A estação seca, que pode durar quatro ou cinco meses na capital da República, não é uma ameaça tão grande ao abastecimento de água de qualidade quanto a poluição e o aumento da demanda por conta do crescimento populacional desordenado. O sistema de monitoramento da Agência Reguladora de Águas, Energia e Saneamento Básico do Distrito Federal (Adasa) já aponta áreas em estado de alerta ou estado crítico também pela devastação da vegetação nativa, ocupações irregulares e assoreamento dos rios.
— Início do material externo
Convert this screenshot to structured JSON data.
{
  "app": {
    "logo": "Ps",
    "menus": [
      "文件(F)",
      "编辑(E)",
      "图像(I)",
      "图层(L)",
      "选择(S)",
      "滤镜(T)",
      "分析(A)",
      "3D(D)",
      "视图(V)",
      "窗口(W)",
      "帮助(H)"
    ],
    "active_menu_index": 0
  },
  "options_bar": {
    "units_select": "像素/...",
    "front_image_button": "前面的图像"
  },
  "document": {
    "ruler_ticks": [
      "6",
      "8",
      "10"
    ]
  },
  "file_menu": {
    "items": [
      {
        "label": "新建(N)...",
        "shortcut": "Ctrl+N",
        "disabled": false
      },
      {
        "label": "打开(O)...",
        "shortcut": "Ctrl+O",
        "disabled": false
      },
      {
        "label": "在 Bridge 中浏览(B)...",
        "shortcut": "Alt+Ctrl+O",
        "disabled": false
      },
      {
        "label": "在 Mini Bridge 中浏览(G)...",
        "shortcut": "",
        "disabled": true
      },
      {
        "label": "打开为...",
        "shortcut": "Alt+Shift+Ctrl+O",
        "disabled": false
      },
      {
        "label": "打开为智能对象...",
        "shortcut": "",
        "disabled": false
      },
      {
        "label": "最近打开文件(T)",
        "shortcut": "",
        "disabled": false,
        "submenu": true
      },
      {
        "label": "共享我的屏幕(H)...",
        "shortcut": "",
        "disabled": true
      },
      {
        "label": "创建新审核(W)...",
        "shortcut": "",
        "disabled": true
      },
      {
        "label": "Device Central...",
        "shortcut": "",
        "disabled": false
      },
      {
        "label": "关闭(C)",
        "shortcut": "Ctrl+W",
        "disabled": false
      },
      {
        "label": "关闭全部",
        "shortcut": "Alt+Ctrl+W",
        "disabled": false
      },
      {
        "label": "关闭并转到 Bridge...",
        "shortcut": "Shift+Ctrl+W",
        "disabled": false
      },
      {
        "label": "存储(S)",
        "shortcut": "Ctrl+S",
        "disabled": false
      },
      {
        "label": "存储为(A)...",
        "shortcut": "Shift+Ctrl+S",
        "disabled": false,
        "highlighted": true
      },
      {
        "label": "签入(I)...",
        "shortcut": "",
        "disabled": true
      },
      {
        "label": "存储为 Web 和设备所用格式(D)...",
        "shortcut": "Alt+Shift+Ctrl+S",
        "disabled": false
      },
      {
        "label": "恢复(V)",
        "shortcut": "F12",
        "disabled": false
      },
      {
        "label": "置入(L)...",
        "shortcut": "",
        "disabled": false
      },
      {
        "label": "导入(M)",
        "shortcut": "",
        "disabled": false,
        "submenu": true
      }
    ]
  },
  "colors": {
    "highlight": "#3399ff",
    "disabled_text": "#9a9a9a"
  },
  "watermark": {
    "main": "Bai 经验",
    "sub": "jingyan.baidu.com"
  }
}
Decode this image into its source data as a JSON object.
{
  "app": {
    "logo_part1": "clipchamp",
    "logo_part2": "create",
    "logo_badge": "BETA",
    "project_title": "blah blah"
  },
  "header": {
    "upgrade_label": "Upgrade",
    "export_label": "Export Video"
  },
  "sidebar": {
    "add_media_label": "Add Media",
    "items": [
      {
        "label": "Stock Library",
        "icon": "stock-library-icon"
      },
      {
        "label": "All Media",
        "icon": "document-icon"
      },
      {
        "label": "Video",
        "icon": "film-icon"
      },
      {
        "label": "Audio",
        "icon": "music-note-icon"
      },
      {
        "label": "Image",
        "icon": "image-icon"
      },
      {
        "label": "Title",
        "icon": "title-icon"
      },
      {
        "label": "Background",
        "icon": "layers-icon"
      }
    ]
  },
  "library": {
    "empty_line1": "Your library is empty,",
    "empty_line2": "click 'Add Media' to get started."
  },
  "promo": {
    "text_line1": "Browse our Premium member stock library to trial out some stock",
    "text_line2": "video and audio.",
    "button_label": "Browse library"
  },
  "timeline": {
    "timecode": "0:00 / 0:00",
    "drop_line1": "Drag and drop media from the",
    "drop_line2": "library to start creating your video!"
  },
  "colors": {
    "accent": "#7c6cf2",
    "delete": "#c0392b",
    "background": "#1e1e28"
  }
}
A deterioração da natureza, o desmatamento e o crescimento urbano descontrolado vêm ameaçando os mananciais e os reservatórios de água na jovem capital do país. É o caso, por exemplo, da Barragem do Rio Descoberto, que abastece 65% da população do Distrito Federal.

A barragem localiza-se em uma área que recebe a água da chuva que carrega muita sujeira das cidades vizinhas para o reservatório, provocando poluição por lixo e fertilizantes e o assoreamento do lago. Em consequência, o índice de qualidade da água piora.

Com isso, a Companhia de Saneamento Ambiental do Distrito Federal (Caesb) tem que intensificar o processo de purificação da água para evitar a perda da qualidade. Atualmente, a Caesb oferece 8,5 mil litros por segundo para consumo. De acordo com a Adasa, em 2012, 24% da água tratada foi perdida no processo. Em 2013, o número aumentou para 25,6%.

Nesse passo, as séries históricas de vistoria demonstram que cada vez mais áreas apresentam disponibilidade hídrica em estado de alerta ou crítico.

Welber Ferreira, especialista da Adasa, avalia ainda que a região de Brazlândia, onde está localizada a Barragem do Descoberto, está sob risco ainda maior por conta da grande demanda da agricultura ­local, especialmente no período de seca. Escassez também pode ocorrer na região do Pipiripau, em Planaltina, na região noroeste do Distrito Federal. Em relação à qualidade, o ­especialista explica que Taguatinga e Ceilândia, as duas maiores ­ cidades do Distrito Federal, são as que estão sob maior risco.

— O crescimento populacional e o lançamento de esgotos e, principalmente, de resíduos sólidos comprometem os córregos da região, que têm pouca capacidade de recuperação — alertou Welber Ferreira.

Segundo informações da Adasa, com altitude que varia de 600 a 1.100 metros acima do nível do mar, o Distrito Federal é um berço de nascentes de rios que pertencem às Bacias do São Francisco, Tocantins e Paraná, apresentando baixas vazões, que diminuem nos períodos de seca. Nas sete bacias do Distrito Federal, quatro áreas já têm qualidade da água preocupante, ainda que o monitoramento da Adasa indique que a qualidade das águas dos rios do DF esteja situada nas faixas "média" e "boa".